In a presentation given by the St Lawrence Seaway Management Corp. in London this week, VP Camille Trepanier explained their six-point plan for the future enhancement of the seaway and its potential growth as an international trading route to the USA and Canada.

Held at the Insurance Hall, London, the presentation brought together shipping and insurance companies in an effort to increase awareness of the plans for the seaway of the various management companies . The six seaway enhancements covered;

1.     ISO Certification – Aimed at increasing the quality of the service provided by the seaway corporations.

2.     Opening the Seaway Earlier – Informing users when it is going to be opened at an earlier date and also aiming to open the seaway at earlier dates (the seaway corporations informed the users on 22 August 2000 that the seaway would be open for the 2001 trading on 23 March 2001).

3.     Deepening the Draught – Without the use of dredging in the short term they are looking at the feasibility of extending the draught from 26’3” to 26’6”. In the long-term they are looking at extending this to 27’ although this will require rock excavation and dredging.

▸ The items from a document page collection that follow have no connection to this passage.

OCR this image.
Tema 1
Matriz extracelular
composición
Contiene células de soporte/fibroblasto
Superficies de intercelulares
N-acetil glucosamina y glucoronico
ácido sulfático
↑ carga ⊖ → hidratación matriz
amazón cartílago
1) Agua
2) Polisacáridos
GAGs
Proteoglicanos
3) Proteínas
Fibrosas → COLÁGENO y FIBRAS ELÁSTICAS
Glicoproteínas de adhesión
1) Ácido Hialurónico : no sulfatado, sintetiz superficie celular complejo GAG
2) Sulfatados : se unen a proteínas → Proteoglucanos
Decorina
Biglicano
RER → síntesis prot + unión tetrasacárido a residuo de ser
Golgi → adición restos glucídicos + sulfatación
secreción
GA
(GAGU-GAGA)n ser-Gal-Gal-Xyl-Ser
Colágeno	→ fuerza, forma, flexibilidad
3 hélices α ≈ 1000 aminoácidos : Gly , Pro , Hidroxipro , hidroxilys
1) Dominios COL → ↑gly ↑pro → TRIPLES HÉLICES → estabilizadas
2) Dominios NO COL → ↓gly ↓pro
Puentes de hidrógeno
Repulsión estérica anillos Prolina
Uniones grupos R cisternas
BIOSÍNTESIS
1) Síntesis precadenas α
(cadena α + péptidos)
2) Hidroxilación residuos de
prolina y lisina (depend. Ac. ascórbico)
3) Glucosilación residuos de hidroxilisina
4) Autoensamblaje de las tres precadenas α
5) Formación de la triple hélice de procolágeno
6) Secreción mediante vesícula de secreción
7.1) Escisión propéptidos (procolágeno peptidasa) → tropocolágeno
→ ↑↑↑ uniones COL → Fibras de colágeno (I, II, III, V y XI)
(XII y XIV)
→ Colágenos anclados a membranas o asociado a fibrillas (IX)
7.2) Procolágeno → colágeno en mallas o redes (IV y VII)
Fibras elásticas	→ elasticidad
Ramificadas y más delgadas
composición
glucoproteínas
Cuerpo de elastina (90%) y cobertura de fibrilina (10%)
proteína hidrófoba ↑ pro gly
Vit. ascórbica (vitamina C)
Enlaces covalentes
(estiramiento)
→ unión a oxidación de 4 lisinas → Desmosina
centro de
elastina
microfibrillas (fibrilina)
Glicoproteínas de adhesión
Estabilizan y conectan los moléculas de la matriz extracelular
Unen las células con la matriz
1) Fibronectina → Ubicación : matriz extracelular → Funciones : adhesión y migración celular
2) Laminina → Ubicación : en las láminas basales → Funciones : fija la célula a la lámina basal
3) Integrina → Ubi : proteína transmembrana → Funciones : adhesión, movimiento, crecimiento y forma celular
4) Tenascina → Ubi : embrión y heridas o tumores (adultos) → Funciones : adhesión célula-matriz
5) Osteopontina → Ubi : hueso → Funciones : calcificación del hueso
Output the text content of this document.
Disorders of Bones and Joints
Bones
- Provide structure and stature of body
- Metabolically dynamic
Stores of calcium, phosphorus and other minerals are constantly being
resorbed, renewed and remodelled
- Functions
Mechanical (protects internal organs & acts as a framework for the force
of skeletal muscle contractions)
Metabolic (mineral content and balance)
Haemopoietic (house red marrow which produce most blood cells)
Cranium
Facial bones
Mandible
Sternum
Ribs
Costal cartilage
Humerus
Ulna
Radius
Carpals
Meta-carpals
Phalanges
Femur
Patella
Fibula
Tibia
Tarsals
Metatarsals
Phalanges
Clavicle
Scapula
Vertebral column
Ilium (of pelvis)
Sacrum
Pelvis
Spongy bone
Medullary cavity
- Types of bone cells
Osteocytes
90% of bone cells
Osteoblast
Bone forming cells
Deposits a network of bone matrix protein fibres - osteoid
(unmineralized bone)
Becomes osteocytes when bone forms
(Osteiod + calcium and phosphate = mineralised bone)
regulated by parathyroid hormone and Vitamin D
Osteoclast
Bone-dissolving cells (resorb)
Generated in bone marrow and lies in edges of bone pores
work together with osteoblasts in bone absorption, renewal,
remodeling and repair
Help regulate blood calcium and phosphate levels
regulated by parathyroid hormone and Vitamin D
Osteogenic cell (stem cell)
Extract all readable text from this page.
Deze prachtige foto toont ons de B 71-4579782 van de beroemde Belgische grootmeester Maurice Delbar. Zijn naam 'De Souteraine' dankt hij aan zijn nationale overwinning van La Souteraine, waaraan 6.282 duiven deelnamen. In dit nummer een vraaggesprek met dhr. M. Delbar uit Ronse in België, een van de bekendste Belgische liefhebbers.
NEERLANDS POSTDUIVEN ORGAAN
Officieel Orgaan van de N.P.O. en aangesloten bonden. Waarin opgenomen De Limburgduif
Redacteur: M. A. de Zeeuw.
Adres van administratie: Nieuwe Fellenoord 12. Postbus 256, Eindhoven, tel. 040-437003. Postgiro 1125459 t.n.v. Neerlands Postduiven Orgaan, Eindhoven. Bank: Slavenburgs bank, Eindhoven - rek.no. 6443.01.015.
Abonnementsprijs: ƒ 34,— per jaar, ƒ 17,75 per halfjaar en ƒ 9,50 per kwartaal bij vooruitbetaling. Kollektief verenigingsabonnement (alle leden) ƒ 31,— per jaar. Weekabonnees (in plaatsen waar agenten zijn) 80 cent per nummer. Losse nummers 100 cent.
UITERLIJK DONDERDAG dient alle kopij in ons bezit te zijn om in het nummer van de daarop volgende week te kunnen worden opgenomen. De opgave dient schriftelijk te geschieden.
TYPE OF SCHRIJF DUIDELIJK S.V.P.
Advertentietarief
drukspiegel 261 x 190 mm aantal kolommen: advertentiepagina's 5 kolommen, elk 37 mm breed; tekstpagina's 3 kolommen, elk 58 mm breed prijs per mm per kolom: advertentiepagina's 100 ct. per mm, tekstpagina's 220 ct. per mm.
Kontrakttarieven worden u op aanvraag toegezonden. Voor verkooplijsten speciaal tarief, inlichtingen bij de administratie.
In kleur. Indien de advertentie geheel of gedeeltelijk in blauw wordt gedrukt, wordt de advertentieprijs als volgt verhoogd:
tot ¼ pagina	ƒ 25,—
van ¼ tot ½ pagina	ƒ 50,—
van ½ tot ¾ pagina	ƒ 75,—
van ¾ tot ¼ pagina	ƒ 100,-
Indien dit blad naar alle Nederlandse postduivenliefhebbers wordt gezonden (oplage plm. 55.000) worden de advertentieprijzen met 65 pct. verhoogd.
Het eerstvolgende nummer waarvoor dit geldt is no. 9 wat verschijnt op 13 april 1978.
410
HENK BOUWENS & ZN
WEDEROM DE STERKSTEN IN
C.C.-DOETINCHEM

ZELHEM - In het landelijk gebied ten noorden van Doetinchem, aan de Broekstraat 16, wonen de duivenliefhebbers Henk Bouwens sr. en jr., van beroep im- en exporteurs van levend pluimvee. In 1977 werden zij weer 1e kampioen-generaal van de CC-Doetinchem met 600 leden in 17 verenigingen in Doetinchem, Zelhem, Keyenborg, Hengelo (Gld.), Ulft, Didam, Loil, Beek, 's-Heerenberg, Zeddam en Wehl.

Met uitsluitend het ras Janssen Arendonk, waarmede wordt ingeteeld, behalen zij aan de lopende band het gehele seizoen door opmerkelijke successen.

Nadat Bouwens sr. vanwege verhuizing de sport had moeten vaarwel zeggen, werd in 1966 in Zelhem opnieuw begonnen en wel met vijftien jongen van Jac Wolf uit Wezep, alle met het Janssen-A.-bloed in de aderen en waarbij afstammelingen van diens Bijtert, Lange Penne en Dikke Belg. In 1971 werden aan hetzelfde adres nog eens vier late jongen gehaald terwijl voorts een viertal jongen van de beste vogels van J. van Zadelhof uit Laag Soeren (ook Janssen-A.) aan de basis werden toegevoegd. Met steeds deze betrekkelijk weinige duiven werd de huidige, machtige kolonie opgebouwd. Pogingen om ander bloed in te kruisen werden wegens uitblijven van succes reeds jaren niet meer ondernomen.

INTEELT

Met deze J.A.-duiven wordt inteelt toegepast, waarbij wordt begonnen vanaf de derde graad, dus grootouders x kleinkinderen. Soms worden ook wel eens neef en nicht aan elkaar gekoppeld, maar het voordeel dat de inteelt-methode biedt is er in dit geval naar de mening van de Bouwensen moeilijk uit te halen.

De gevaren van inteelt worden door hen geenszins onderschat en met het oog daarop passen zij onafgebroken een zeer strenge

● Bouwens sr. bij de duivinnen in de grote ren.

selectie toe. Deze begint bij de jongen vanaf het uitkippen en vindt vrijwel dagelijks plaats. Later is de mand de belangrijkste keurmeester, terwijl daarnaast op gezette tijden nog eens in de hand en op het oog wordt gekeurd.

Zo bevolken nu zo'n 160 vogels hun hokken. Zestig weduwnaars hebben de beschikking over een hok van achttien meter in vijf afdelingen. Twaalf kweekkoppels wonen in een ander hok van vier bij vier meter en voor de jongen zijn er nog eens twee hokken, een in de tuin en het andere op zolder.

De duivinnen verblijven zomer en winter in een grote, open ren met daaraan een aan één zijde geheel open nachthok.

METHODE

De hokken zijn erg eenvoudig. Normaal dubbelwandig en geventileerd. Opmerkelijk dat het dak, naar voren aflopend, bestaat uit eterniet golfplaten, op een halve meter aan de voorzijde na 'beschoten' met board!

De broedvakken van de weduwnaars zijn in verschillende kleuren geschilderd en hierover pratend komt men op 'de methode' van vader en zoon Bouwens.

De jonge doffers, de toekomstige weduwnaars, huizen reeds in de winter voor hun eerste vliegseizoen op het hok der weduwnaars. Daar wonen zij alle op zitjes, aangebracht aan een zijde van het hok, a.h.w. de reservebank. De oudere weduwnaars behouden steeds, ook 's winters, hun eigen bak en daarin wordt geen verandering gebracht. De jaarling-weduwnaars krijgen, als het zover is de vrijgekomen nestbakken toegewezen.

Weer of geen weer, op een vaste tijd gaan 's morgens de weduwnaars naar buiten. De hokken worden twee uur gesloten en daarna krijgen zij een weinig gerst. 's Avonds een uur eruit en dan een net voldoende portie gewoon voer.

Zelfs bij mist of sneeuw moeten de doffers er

4.     New Technology – In particular the introduction of AIS by spring 2001.

5.     Website Development – In a bid to harmonise all the players within the seaway they are looking at developing a single website which will carry both basic and up-to-the-minute information from regulations to weather forecasts.

6.     Improving Commercial Navigation – Improving the performance of locks, channels, damns, harbours etc.

Although the proposals appear to be focused upon improving the through flow of the seaway there were a number of questions that were left unanswered. In particular, technical proof that the draught depth can be extended and the subsequent liability questions. Also, the implementation of AIS at present appears to be a well in advance of the IMO requirements and indeed well in advance of the finalised package developed by the IMO. No doubt there are further problems associated with these plans and it will be interesting to observe exactly how they will be implemented.